2020 was one of the worst years the UK car industry has ever experienced, with shuttered factories and closed showrooms due to Covid-19 leading to a record slump in production and sales.
But barring a disaster on the same scale, the industry is confident that it will begin to recover this year, even though the country remains in lockdown.
However, even if lockdown is lifted sooner than expected, carmakers and dealerships alike will have to compete with a raft of new challenges that will continue to squeeze the industry.
As well as the new reality of life outside the EU, carmakers must also turn even more attention to the government’s bold climate change targets, with the sale of new diesel and petrol cars to be banned by 2030.
And in addition, a crippling shortage of semi-conductors – the microchips used for EVs and electric items like laptops and mobiles – has snarled up production around the world.
Even with a last-minute Brexit free trade deal agreed, it’s clear that it will be far from plain sailing as the sector seeks to build back from last year’s devastation.
Brexit becomes a reality
After years of warnings over the impact that a no-deal Brexit would have on the sector, the car industry breathed a considerable sigh of relief in December when Johnson’s negotiating team finally reached a deal with the EU.
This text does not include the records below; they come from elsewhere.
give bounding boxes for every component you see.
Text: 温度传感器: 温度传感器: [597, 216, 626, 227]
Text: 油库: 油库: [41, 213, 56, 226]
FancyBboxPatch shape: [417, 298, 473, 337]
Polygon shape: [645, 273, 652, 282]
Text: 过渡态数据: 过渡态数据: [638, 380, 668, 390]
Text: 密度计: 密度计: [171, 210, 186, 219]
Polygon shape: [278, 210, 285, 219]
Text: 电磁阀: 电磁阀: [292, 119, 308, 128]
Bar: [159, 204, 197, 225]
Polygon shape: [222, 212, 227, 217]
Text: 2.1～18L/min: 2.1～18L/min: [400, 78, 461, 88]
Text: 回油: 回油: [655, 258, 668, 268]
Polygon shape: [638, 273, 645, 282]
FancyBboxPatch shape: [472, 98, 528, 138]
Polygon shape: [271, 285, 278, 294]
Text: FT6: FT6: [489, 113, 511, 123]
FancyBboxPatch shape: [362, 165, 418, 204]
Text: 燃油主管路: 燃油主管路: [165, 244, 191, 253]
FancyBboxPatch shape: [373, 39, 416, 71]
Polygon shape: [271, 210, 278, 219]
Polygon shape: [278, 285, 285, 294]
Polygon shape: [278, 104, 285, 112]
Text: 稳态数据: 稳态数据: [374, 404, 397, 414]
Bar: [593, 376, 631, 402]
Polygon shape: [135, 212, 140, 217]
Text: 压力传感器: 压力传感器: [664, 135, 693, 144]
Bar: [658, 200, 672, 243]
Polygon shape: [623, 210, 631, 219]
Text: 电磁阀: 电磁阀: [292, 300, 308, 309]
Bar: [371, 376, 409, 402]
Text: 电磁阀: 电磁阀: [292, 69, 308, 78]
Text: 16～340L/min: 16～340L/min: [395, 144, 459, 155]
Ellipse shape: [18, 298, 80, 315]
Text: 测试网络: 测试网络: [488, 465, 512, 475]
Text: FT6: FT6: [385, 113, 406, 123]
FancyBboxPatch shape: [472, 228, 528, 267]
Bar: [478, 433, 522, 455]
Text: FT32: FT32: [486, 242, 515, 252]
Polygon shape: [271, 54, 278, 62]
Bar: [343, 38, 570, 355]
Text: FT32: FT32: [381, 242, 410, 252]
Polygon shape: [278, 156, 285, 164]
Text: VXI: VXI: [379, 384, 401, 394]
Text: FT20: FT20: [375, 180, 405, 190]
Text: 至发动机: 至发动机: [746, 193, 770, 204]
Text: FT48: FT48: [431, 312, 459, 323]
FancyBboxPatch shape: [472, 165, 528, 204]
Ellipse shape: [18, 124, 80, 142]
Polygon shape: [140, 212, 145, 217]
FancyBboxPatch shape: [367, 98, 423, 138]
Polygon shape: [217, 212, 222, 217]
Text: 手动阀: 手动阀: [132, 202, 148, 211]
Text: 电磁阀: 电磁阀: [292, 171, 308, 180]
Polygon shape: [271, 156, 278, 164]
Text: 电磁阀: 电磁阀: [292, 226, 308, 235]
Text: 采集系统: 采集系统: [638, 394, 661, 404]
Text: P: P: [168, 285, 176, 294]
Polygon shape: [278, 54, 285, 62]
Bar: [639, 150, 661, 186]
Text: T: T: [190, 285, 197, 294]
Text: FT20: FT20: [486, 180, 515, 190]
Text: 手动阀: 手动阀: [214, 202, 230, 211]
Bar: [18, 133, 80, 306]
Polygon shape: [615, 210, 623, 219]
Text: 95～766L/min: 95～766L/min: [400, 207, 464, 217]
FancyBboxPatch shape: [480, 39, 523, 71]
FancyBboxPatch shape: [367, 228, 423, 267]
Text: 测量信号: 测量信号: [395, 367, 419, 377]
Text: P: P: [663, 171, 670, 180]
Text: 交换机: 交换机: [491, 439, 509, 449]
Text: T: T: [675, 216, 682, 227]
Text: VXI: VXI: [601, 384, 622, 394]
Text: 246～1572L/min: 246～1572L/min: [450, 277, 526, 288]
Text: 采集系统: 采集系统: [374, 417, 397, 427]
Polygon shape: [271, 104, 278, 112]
But in a sense, that deal is just the starting point for carmakers, which will still face complex new regulations governing their tariff-free access to the single market.
As ING’s senior economist Rico Luman says: “Although a no deal Brexit has been avoided, there may still be a need for some adjustments for carmakers.
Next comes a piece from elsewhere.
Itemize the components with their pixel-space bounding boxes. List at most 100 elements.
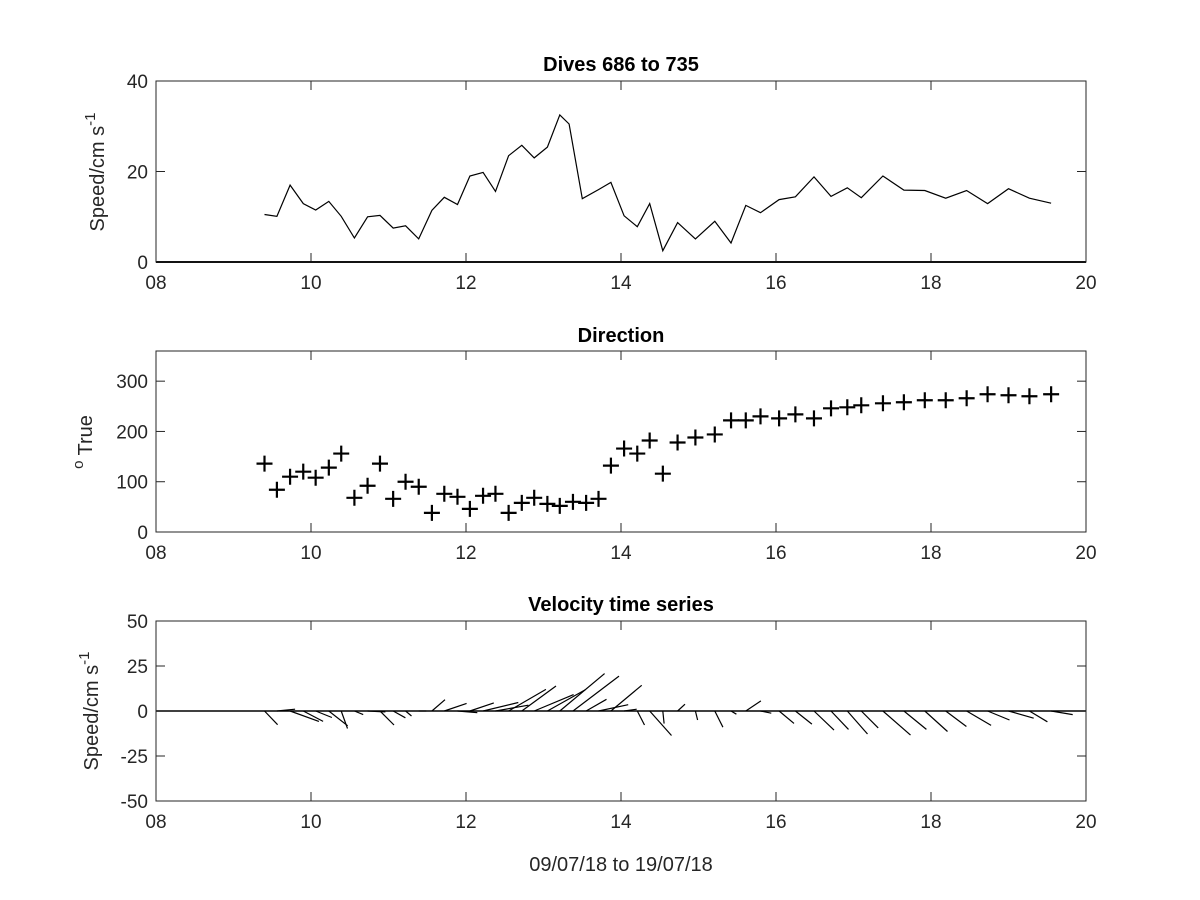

“We have managed to avoid one potential crunch point with the free trade deal, but carmakers will now have to work out the rest of the impact over the medium term. The rules of origin for share of local input to avoid tariffs over time are a point to further investigate”.
This week alone two very different attitudes to the changes have been in evidence, with Japanese car giant Nissan describing Brexit as an “opportunity” and doubling down on its presence in the UK, and Stellantis – the new giant formed by the merger of Fiat Chrysler and PSA – putting the future of its Vauxhall assets in the country in doubt.
In the future, Stellantis’ approach could turn out to be the more common, says one industry insider:
“Unless there’s some support from the government to the UK manufacturers, it’s hard to make the decision to invest into the UK now, even with the free-trade deal.”
Up until the last couple of weeks, many people probably would not have heard of semi-conductors – the microchips that are critical for car software, as well as other technologies.
But a global shortfall of the components has forced carmakers around the world to slow production, as has happened at Honda’s plant in Swindon and Nissan’s factory in Sunderland.
Deloitte’s UK automotive lead Mike Woodward said that the shortage could be the first of a series of different supply difficulties that could impact production, especially in the case of EVs.
“The current shortage is symptomatic of how car supply chains work. Carmakers have been caught out by both the growth in electric items like tablets and the growth in EVs. There are about 3,500 chips in a hybrid EV, compared to about 1300 in a normal petrol or diesel vehicle, so this shortage is going to force manufacturers to change their production plans”, he said.
“This could be the first of a number of supply constraints that could start impacting EV production. We saw in 2019 what happened when there was a shortage of lithium [a metal vital to EV batteries] – because the speed of uptake was quicker than expected, manufacturers got caught on the hop.
“We could see something similar this year with cobalt [another key battery component], which all comes from one small region in the Democratic Republic of Congo. It’ll get sorted out when a new source of supply is identified, but in the short term it could well cause a production slowdown.”
Red light for EV expansion?
Despite the general doom and gloom, the increase in EV sales was one undeniably encouraging point for carmakers to cling to last year.
According to the SMMT, one in every 10 cars sold in the UK last year was an EV – an impressive jump, but still a long way to go given the looming 2030 deadline.
Woodward’s colleague Jamie Hamilton, Deloitte’s head of electric vehicles, said that although EVs had surpassed diesel vehicle sales by market share last year, continued price issues meant it was likely the government would need to provide more support to consumers to hit the 2030 target.
“Until people can actually buy an EV for the same as a petrol or diesel car, price will continue to be a problem, and for the moment that has to be done through taxation or incentives”, he said.
Price parity between EVs and traditional cars isn’t expected until 2025 – depending on how fast battery prices can be brought down.
And, says Hamilton, you just have to look to China to see what happens when subsidies get removed. At the beginning of last year, the world’s largest auto market scrapped its incentive programme, leading sales of EVs to plunge 30 per cent in one year.
Along with developing new battery capacity and beefing up charging infrastructure, it’s clear that there’s much to be done across both the private and public sector if the 2030 target is to remain a realistic target.